Acabé de escribir las últimas líneas de un correo, minimicé Outlook, abrí el cajón donde tengo mi neceser y saqué el espejo y me cercioré de que el maquillaje y el pintalabios estaban en perfecto estado. Cogí el currículum impreso de la candidata, junto con mi cuaderno, y bajé las escaleras.

—¡A la quinta va la vencida, Rebeca!

El que gritaba era Pelayo, el gran artista chocolatero. Era capaz de crear y dar forma a cualquier cosa con chocolate. Recuerdo aquella vez en la que elaboró una moto de motocross a tamaño real con total naturalidad y eficacia. Le miré sonrojada y él me guiñó un ojo mientras me dirigía a la mesa donde me esperaba la chica nueva.

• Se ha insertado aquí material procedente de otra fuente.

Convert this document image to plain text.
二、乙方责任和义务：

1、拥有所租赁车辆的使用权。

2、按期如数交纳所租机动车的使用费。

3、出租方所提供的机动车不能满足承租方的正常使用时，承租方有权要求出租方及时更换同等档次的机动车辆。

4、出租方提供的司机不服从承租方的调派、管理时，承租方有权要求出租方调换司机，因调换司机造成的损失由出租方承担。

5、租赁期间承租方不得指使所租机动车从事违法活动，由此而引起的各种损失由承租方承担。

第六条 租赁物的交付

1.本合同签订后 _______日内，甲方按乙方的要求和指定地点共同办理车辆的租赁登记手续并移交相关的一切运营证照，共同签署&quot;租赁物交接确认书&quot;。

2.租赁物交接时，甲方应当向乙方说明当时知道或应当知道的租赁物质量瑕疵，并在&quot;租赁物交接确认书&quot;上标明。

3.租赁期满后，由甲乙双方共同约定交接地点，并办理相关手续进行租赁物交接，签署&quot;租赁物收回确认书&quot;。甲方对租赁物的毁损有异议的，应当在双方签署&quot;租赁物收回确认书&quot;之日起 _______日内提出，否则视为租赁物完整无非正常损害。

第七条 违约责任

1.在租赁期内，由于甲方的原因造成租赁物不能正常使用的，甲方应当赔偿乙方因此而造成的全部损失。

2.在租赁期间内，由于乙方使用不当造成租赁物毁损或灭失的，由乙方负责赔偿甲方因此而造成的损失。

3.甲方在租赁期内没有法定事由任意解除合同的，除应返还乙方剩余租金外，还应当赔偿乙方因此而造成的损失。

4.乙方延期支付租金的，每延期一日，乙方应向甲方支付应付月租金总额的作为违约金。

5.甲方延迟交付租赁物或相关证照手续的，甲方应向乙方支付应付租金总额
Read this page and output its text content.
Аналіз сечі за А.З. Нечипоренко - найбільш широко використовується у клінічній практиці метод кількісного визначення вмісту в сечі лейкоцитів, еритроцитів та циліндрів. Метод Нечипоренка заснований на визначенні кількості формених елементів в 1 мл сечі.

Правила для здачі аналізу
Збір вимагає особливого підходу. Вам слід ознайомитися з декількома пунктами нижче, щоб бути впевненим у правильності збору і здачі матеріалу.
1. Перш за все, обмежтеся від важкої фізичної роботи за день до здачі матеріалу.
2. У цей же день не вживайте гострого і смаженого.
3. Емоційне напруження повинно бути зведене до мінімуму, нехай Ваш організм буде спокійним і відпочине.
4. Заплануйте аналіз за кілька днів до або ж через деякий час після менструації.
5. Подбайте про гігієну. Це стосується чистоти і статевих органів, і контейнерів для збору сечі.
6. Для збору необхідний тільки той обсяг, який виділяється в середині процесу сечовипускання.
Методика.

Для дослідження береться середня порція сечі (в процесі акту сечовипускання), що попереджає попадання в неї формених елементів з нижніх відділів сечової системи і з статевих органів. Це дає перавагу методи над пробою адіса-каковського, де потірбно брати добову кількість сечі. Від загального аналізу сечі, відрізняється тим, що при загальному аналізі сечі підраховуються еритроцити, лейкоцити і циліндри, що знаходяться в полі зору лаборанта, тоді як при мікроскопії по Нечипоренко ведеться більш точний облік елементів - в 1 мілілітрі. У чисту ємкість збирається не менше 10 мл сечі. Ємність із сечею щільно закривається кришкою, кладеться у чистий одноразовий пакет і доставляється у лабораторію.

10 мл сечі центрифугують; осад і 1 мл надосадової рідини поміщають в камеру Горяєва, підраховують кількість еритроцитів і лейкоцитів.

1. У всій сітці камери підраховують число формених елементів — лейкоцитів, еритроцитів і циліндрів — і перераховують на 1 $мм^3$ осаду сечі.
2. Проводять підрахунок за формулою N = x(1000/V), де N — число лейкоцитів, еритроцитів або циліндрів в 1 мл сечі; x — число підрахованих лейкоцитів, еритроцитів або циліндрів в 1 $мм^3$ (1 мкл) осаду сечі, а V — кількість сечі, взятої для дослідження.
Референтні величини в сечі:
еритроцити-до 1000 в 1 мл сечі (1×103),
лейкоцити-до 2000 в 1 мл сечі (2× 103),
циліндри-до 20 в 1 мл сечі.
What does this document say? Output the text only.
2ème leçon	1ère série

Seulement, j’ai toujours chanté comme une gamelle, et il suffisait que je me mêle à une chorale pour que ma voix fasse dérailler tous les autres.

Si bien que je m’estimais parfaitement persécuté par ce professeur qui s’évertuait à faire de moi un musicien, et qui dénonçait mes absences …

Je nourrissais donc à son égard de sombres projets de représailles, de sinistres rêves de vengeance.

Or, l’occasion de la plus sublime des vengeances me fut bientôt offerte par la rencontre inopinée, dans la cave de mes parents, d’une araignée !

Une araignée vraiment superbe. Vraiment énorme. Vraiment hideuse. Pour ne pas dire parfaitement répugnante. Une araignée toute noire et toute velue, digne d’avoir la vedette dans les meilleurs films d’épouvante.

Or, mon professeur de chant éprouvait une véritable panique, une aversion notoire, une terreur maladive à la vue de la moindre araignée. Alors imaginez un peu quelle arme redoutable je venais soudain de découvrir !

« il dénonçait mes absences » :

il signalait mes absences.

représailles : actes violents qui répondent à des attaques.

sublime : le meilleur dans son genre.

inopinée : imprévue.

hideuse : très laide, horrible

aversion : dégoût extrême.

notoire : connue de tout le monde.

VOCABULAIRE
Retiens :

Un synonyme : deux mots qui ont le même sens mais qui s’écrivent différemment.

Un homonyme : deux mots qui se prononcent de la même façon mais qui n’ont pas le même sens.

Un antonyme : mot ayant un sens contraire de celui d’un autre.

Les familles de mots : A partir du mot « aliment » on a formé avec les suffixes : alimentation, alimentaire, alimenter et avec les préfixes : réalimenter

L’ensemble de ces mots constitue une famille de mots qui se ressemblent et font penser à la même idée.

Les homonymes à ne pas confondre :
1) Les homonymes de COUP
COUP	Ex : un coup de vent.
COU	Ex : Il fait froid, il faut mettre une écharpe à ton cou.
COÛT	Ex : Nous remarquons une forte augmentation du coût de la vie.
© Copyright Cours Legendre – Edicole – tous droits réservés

Llegué a la tienda y desde el centro de la sala me puse a buscar a mi candidata. Alcancé a ver la mesa donde la había dejado Pedro, pero no había nadie, solo una taza de té con una marca de pintalabios en la porcelana blanca.

—¿Y la chica? —le pregunté a Pedro.

—Ha ido un momento al baño, no creo que tarde en salir.

Parecía que no me quedaba más remedio que esperar, así que dejé mis cosas en la mesa y me senté hasta que, pasados unos minutos, escuché el sonido de unos tacones acercarse a mí. Alcé la cabeza y contemplé a nuestra candidata.

Una chica esbelta, de cabello moreno y largo, tez clarita y extremidades largas. Llevaba un vestido de color negro con topitos en rojo, una americana negra, medias oscuras que dejaban entrever tímidamente la pierna y zapatos stiletto a juego con la americana.